Multiple abstracts have dealt with these options, and they all point in the same direction: treatment holidays are probably not the best route.2,3 The type of maintenance therapy could be either fluorouracil (5-FU) or capecitabine with bevacizumab, or it could be bevacizumab alone. The three approaches were not statistically significantly different, but if you look at the absolute benefit, there is a clear benefit for the two-drug combination of either 5-FU/bevacizumab or capecitabine/bevacizumab. For most patients, that is a gentler regimen.

So now that we’ve sorted out the first-line treatment, the maintenance portion is likely not treatment holiday but a combination of a 5-FU–based regimen with an antibody, probably bevacizumab.

Extended RAS Testing

What do the data show on the use of extended RAS testing?

We’ve seen reports in the past couple of months looking at extended RAS testing, and up to 20% of patients—in one study, up to 30%—who we thought had wild-type disease and would benefit from an anti-EGFR approach, are no longer wild-type.4,5 Yet these patients have been getting an anti-EGFR antibody, they have been experiencing the skin toxicity, and the costs to the system have been very expensive.

Data presented at this meeting, particularly the subgroup analysis of the OPUS6 and CRYSTAL7 large clinical trials all show that these patients do not show benefit from anti-EGFR therapy, so the new standard of care should be that all metastatic colorectal cancer patients should be screened, not just for KRAS, which has been our standard for close to 10 years, but also with an extended RAS analysis, which includes NRAS and other codons of KRAS. ■

Disclosure: Dr. Khorana is a consultant for and receives honoraria from Sanofi and Genentech.

References

1. Venook AP, Niedzwiecki D, Lenz H-J, et al: CALGB/SWOG 80405: Phase III trial of irinotecan/5-FU/leucovorin (FOLFIRI) or oxaliplatin/5-FU/leucovorin (mFOLFOX6) with bevacizumab or cetuximab for patients with KRAS wild-type untreated metastatic adenocarcinoma of the colon or rectum. ASCO Annual Meeting. LBA3. Presented June 1, 2014.

2. Arnold D, Graeven U, Lerchenmuller CA, et al: Maintenance strategy with fluoropyrimidines (FP) plus bevacizumab (Bev), Bev alone, or no treatment, following a standard combination of FP, oxaliplatin (Ox), and Bev as first-line treatment for patients with metastatic colorectal cancer (mCRC): A phase III non-inferiority trial (AIO KRK 0207). ASCO Annual Meeting.
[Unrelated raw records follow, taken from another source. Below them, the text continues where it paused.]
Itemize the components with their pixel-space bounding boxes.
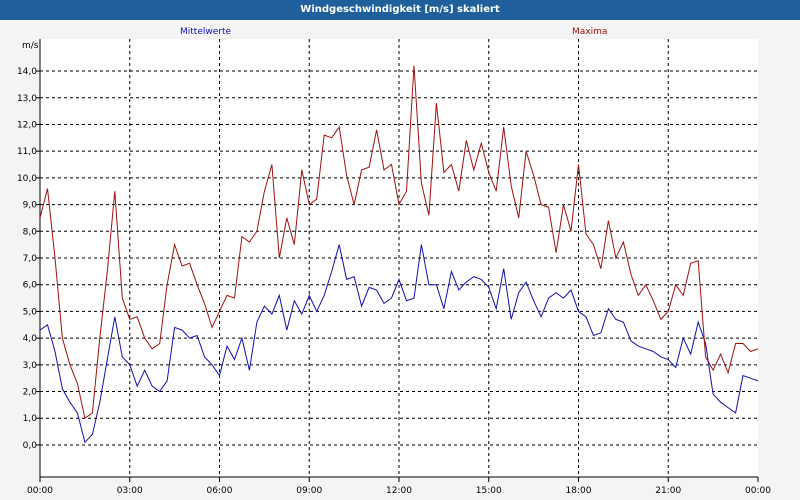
grid: [40, 39, 758, 477]
y-tick-label: 3,0: [23, 361, 38, 371]
x-tick-time-label: 12:00: [386, 486, 412, 496]
y-tick-label: 0,0: [23, 441, 38, 451]
y-tick-label: 13,0: [17, 94, 37, 104]
y-tick-label: 4,0: [23, 334, 38, 344]
window-title: Windgeschwindigkeit [m/s] skaliert: [0, 0, 800, 20]
y-tick-label: 6,0: [23, 281, 38, 291]
y-axis-unit-label: m/s: [22, 41, 39, 51]
y-tick-label: 11,0: [17, 147, 37, 157]
series-line-mittelwerte: [39, 244, 759, 444]
y-tick-label: 1,0: [23, 414, 38, 424]
x-tick-time-label: 00:00: [745, 486, 771, 496]
wind-speed-chart: 0,0 1,0 2,0 3,0 4,0 5,0 6,0 7,0 8,0 9,0 10,0 11,0 12…: [17, 27, 771, 496]
y-tick-label: 7,0: [23, 254, 38, 264]
series-line-maxima: [39, 65, 759, 420]
x-tick-labels: 00:0029.07.2103:0029.07.2106:0029.07.210…: [27, 477, 771, 496]
y-tick-label: 2,0: [23, 388, 38, 398]
legend-mean-label: Mittelwerte: [180, 27, 231, 37]
legend-max-label: Maxima: [572, 27, 607, 37]
x-tick-time-label: 18:00: [566, 486, 592, 496]
x-tick-time-label: 15:00: [476, 486, 502, 496]
x-tick-time-label: 09:00: [296, 486, 322, 496]
series: [39, 65, 759, 444]
x-tick-time-label: 21:00: [655, 486, 681, 496]
x-tick-time-label: 00:00: [27, 486, 53, 496]
x-tick-time-label: 06:00: [207, 486, 233, 496]
y-tick-labels: 0,0 1,0 2,0 3,0 4,0 5,0 6,0 7,0 8,0 9,0 10,0 11,0 12…: [17, 67, 40, 451]
y-tick-label: 9,0: [23, 201, 38, 211]
y-tick-label: 5,0: [23, 307, 38, 317]
y-tick-label: 8,0: [23, 227, 38, 237]
y-tick-label: 14,0: [17, 67, 37, 77]
y-tick-label: 12,0: [17, 120, 37, 130]
x-tick-time-label: 03:00: [117, 486, 143, 496]
y-tick-label: 10,0: [17, 174, 37, 184]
Abstract 3503. Presented June 2, 2014.

3. Koopman M, Simkens L, May AM, et al: Final results and subgroup analyses of the phase 3 CAIRO3 study: Maintenance treatment with capecitabine + bevacizumab versus observation after induction treatment with chemotherapy + bevacizumab in metastatic colorectal cancer. ASCO Annual Meeting. Abstract 3504. Presented June 2, 2014.

4. Tejpar S, Lenz HJ, Köhne CH, et al: Effect of KRAS and NRAS mutations on treatment outcomes in patients with metastatic colorectal cancer (mCRC) treated first-line with cetuximab plus FOLFOX4: New results from the OPUS study. 2014 Gastrointestinal Cancers Symposium. Abstract LBA444. Presented January 16, 2014.

5. Stintzing S, Jung A, Rossius L, et al: Analysis of KRAS/NRAS and BRAF mutations in FIRE-3: A randomized phase III study of FOLFIRI plus cetuximab or bevacizumab as first-line treatment for wild-type (WT) KRAS (exon 2) metastatic colorectal cancer (mCRC) patients. 2013 European Cancer Congress. Abstract LBA17. Presented September 28, 2013.

6. Bokemeyer C, Kohne CH, Ciardiello F, et al: Treatment outcome according to tumor RAS mutation status in OPUS study patients with metastatic colorectal cancer (mCRC) randomized to FOLFOX4 with/without cetuximab. ASCO Annual Meeting. Abstract 3505. Presented June 2, 2014.

7. Ciardiello F, Lenz HJ, Kohne CH, et al: Treatment outcome according to tumor RAS mutation status in CRYSTAL study patients with metastatic colorectal cancer (mCRC) randomized to FOLFIRI with/without cetuximab. ASCO Annual Meeting. Abstract 3506. Presented June 2, 2014.